ItWorks.id- Otoritas Jasa Keuangan (OJK) memperkuat fondasi tata kelola infrastruktur pasar keuangan dengan menerbitkan Peraturan Otoritas Jasa Keuangan Nomor 31 Tahun 2025 (POJK 31/2025) tentang Penerapan Tata Kelola Bursa Efek, Lembaga Kliring dan Penjaminan, serta Lembaga Penyimpanan dan Penyelesaian.

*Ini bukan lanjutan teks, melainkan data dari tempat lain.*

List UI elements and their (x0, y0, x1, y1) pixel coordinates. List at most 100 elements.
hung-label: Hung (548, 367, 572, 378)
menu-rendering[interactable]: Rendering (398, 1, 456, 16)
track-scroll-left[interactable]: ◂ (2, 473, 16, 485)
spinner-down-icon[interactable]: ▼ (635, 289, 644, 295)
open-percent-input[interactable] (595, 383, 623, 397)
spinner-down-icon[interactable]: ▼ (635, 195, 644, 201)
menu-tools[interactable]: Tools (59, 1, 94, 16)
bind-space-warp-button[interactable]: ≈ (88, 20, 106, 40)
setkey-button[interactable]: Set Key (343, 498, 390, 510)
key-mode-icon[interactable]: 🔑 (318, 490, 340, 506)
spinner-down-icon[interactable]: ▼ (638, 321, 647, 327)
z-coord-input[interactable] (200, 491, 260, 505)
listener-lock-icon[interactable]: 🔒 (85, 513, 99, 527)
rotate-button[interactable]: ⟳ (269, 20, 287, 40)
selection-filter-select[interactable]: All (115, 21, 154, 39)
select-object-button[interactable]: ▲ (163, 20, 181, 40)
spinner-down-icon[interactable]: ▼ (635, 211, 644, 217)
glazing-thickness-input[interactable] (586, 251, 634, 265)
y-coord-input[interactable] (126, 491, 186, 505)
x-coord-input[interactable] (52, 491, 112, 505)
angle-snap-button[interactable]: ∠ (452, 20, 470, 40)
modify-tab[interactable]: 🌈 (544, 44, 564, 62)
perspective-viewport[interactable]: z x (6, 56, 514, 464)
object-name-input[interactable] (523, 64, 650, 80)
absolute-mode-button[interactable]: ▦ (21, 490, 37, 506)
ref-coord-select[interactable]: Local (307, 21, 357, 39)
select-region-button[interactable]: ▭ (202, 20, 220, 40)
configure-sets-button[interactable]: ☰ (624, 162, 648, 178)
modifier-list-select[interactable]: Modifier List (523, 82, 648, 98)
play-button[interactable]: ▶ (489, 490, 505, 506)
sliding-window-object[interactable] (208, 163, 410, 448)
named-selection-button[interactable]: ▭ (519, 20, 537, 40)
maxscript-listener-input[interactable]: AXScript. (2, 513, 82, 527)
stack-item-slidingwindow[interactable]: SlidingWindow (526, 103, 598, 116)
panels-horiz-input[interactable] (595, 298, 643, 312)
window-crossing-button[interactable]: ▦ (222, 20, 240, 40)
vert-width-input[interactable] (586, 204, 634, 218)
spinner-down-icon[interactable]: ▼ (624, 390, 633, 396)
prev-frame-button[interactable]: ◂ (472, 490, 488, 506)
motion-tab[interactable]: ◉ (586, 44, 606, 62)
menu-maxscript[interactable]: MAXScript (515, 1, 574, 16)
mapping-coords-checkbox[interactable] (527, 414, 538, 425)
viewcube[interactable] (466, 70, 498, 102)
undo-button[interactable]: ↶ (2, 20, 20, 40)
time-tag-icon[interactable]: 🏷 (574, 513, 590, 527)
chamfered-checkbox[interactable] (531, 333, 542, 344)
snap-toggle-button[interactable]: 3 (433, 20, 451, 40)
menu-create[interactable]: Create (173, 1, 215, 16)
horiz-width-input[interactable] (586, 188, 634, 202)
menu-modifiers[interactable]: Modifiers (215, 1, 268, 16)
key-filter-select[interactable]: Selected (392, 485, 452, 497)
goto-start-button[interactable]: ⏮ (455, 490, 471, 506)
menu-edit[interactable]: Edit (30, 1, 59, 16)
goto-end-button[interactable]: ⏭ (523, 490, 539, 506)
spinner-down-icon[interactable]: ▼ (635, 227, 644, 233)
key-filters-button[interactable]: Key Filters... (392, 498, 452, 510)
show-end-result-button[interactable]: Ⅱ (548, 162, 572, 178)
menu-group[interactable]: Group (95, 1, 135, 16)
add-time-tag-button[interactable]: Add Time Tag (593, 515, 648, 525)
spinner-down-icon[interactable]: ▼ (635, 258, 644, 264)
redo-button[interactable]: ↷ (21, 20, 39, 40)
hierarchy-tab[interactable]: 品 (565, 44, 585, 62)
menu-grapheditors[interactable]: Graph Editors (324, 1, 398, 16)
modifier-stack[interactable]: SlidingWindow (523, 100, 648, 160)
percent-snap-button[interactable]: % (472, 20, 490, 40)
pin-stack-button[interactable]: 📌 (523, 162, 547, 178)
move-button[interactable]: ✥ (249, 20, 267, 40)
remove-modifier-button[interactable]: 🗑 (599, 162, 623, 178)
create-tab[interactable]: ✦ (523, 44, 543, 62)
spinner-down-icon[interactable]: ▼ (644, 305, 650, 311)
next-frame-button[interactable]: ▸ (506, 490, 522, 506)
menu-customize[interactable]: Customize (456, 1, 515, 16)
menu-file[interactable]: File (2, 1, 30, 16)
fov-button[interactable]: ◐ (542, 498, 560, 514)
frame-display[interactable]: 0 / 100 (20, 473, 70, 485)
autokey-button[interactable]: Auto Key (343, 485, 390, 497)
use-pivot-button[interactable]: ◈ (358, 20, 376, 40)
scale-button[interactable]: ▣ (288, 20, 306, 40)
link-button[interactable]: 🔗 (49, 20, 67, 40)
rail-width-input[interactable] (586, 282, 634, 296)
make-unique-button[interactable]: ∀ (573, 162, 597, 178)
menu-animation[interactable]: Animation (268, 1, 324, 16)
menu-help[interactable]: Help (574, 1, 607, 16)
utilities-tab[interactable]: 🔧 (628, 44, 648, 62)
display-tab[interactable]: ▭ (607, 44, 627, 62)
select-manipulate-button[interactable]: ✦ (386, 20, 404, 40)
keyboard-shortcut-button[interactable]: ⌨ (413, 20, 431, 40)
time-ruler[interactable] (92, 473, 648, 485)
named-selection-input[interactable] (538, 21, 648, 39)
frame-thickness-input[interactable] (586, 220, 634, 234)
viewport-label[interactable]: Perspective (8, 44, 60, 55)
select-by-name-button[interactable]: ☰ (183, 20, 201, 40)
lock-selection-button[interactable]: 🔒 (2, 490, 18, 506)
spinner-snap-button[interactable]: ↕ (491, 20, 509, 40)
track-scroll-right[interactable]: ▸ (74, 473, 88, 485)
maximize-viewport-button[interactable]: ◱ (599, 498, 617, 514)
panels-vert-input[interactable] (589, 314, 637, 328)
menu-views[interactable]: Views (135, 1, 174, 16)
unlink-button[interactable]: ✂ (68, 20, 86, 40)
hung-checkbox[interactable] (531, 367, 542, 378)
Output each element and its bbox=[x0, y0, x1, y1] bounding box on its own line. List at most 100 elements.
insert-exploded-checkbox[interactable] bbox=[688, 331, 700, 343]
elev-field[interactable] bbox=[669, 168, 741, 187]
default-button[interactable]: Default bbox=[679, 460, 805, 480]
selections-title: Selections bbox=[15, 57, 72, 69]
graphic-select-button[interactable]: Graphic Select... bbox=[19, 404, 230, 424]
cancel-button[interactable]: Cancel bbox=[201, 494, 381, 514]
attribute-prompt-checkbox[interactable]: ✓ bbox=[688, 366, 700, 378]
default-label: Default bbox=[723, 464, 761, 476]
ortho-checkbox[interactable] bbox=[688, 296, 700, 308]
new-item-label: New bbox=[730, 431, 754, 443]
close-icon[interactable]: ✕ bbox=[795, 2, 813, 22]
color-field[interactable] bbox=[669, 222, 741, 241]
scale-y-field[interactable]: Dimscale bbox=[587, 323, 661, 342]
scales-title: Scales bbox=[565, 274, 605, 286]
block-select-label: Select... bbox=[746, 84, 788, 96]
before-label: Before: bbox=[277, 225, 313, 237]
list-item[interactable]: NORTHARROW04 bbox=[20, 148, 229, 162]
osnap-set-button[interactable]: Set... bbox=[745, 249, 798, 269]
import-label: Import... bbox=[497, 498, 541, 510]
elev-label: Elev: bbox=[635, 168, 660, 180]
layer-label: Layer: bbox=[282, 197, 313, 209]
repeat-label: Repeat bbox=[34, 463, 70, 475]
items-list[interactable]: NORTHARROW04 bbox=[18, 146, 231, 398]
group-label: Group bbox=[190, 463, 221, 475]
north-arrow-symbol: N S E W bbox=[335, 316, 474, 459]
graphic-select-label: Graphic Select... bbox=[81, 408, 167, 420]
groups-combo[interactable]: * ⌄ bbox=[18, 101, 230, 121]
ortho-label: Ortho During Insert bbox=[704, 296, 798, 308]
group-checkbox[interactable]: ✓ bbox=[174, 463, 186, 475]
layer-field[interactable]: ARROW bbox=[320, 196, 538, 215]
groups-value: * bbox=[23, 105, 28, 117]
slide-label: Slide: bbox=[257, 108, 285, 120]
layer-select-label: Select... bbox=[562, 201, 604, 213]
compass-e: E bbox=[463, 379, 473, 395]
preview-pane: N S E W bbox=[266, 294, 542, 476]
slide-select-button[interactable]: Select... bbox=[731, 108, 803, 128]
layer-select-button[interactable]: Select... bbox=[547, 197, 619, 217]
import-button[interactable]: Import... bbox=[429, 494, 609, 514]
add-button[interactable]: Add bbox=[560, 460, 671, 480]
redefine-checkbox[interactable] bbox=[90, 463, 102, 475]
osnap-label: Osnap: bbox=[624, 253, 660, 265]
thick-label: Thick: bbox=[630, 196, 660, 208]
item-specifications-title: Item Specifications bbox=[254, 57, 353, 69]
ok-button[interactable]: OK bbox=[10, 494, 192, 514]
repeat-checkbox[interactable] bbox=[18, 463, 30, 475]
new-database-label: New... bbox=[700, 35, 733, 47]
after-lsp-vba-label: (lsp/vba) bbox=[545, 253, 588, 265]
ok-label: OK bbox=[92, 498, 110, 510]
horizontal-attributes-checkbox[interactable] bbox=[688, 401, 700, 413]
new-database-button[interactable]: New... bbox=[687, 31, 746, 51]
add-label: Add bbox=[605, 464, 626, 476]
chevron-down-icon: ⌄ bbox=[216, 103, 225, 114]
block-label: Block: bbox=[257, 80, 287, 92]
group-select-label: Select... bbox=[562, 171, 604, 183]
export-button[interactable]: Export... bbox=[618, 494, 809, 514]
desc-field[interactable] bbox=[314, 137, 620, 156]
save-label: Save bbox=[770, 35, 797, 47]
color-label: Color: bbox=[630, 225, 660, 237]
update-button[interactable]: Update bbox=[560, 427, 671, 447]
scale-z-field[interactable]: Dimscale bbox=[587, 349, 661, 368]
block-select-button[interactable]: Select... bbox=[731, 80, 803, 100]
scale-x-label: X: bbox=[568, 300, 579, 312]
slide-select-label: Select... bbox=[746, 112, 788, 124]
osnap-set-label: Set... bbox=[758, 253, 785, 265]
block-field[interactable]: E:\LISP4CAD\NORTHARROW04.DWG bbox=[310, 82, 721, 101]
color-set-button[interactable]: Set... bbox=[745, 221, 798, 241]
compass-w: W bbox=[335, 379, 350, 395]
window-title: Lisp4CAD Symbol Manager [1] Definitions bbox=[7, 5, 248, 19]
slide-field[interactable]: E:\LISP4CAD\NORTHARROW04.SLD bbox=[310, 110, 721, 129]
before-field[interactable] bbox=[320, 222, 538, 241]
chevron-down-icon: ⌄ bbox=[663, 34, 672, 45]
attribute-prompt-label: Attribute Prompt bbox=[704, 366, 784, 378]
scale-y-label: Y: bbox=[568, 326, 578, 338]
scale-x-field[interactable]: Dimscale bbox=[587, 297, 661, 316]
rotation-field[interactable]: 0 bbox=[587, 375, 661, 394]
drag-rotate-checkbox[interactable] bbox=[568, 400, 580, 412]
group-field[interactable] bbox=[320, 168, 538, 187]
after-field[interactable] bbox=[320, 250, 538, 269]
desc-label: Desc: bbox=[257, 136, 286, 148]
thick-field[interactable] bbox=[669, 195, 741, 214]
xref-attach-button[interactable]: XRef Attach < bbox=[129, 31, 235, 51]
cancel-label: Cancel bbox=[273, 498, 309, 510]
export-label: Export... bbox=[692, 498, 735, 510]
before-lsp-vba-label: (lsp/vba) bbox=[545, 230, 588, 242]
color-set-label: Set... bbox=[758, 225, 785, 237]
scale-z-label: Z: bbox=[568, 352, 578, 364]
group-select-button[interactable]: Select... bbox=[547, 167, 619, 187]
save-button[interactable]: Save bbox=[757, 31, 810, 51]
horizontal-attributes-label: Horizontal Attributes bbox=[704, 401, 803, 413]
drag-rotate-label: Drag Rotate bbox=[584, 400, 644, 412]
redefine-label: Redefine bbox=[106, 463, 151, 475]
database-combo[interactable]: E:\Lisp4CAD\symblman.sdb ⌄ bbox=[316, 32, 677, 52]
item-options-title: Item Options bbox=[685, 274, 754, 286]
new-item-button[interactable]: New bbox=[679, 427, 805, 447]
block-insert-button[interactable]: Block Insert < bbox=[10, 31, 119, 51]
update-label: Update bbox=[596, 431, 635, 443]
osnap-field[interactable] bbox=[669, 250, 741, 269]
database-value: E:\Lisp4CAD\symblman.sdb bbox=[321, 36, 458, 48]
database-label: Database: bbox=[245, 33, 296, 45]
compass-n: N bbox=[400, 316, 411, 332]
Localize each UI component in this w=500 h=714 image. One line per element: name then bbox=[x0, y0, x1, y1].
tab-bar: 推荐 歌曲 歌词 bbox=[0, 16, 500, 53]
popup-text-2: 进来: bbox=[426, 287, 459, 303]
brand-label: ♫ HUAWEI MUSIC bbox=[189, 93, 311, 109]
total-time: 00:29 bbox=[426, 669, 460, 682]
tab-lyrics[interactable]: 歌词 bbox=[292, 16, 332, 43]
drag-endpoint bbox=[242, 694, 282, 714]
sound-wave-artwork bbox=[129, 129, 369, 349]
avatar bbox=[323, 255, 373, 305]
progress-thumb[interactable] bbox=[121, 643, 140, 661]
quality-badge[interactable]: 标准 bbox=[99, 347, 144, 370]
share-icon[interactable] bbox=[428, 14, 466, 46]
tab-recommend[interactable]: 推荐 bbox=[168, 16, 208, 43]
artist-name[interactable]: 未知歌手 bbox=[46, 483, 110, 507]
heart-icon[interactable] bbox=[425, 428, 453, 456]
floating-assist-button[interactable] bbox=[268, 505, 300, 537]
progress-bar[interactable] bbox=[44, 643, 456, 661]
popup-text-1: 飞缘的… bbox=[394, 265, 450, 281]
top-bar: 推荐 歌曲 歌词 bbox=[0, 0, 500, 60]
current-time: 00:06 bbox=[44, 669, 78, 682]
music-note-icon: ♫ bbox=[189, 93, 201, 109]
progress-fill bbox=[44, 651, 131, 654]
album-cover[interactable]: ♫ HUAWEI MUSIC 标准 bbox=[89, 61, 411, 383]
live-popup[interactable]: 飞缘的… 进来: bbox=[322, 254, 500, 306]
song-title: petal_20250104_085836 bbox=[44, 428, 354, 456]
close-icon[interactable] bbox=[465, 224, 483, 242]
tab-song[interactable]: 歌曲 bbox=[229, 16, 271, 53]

Kebijakan baru ini dirancang untuk memperkokoh peran ketiga lembaga tersebut sebagai Self-Regulatory Organizations (SRO) sekaligus memperkuat efektivitas pengawasan OJK. Penguatan tata kelola dinilai krusial seiring meningkatnya kompleksitas peran SRO dalam mendukung pengembangan pasar modal, keuangan derivatif, hingga bursa karbon.
Kepala Departemen Literasi, Inklusi Keuangan dan Komunikasi OJK, M. Ismail Riyadi, menjelaskan bahwa perluasan mandat dan aktivitas SRO menuntut standar tata kelola dan manajemen risiko yang semakin tinggi. “Penerbitan POJK 31/2025 merupakan langkah OJK untuk memastikan seluruh kegiatan usaha SRO, baik kegiatan utama maupun jasa lainnya, dijalankan dengan prinsip tata kelola yang kuat, terukur, dan akuntabel, sejalan dengan perannya yang semakin strategis di pasar keuangan,” ujar Ismail dalam rilis pers (13/01/2026), di Jakarta.
Dalam beberapa tahun terakhir, cakupan aktivitas SRO memang semakin meluas. Selain perdagangan efek, SRO kini terlibat dalam perdagangan karbon melalui bursa karbon, berperan sebagai central counterparty di pasar uang dan valuta asing, menyelenggarakan derivatif keuangan berbasis efek, hingga menjadi penyelenggara sistem pasar alternatif sebagai bagian dari infrastruktur pasar keuangan.
Menurut Ismail, dinamika tersebut memerlukan penguatan tata kelola yang komprehensif agar stabilitas sistem keuangan tetap terjaga. Dengan kerangka pengaturan yang baru, OJK berharap risiko operasional, risiko konflik kepentingan, hingga risiko sistemik dapat dikelola secara lebih efektif.
POJK 31/2025 mulai berlaku sejak diundangkan pada 3 Desember 2025. Regulasi ini mengatur secara rinci berbagai aspek penting tata kelola SRO, mulai dari tugas dan tanggung jawab direksi serta dewan komisaris, peran dan fungsi komite, penanganan benturan kepentingan, hingga penerapan audit internal dan eksternal.
Selain itu, aturan ini juga menekankan penguatan manajemen risiko dan sistem pengendalian internal, penyelenggaraan teknologi informasi, pengawasan terhadap anak usaha SRO, kebijakan remunerasi dan investasi, serta penyusunan rencana strategis. Aspek strategi anti-fraud dan anti-penyuapan, penerapan keuangan berkelanjutan, tanggung jawab sosial dan lingkungan, hingga mekanisme penanganan pengaduan turut menjadi bagian dari pengaturan.“Dengan tata kelola yang lebih kuat dan menyeluruh, OJK berharap SRO mampu menjalankan fungsinya secara profesional dan independen, sekaligus menjaga kepercayaan pelaku pasar dan masyarakat,” kata Ismail.
Meski berlaku sejak diundangkan, POJK 31/2025 memberikan masa transisi untuk pemenuhan ketentuan tertentu, khususnya Pasal 49 dan Pasal 51 huruf c, yang wajib dipenuhi paling lambat enam bulan sejak tanggal pengundangan.